Above all, Transport Minister Volker Wissing (FDP) is allowed to spend more money, as are Education Minister Bettina Stark-Watzinger (FDP), Interior Minister Nancy Faeser (SPD), Family Minister Lisa Paus (Greens) and Defense Minister Pistorius. Even Foreign Minister Annalena Baerbock (Greens), who reportedly resisted negotiations for a long time, is getting over 500 million euros more than was provided for in the financial plan.

Others will have to make do with more or less what Lindner wanted to give them last year: the Ministry of Economic Affairs, for example, the Ministry of Development and – with a small minus – the Ministry of Construction.

Tricks and crucial open questions

The fact that there are no major savings also means that tricks are needed to balance the budget.
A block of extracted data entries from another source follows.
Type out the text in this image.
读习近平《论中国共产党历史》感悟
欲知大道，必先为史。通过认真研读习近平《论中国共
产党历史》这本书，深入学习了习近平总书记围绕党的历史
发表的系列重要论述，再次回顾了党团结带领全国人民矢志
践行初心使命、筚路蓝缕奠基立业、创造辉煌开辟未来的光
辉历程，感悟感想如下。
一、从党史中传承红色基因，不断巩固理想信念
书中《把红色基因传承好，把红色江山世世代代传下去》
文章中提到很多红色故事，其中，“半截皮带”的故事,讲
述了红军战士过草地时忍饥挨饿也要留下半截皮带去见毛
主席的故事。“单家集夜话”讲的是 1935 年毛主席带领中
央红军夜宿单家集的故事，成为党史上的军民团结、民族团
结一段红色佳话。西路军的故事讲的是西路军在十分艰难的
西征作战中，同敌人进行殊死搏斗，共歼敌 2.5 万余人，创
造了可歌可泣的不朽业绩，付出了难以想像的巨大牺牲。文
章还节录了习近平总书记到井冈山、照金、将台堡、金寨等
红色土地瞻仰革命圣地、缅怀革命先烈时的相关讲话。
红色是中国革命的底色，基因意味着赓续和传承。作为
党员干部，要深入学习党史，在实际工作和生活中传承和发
For example, Lindner wants to record interest expenditure differently in the future. He also hopes that a package for more economic growth, the key points of which are to be approved by the cabinet, will generate around six billion euros more in tax revenue.

And then there is the so-called global underspending of 17 billion euros. This is the federal government’s bet that the ministries will not spend all of the money in the year anyway. This is a common practice, but the amount is very high.

The 17 billion also includes eight billion euros, for which the federal government already has an idea of ​​how to finance it, but which may be constitutionally shaky. For example, money that the KfW development bank did not use for the gas price cap could flow back into the federal budget. Whether this would be watertight is still being examined.

Lindner also needs to clarify whether it would make economic sense to replace subsidies to Deutsche Bahn and the Autobahn company with loans. These would not count towards the debt brake – but could possibly have an impact if the companies want to raise money on the capital market. If the three ideas cannot be implemented, Scholz, Habeck and Lindner may have to renegotiate.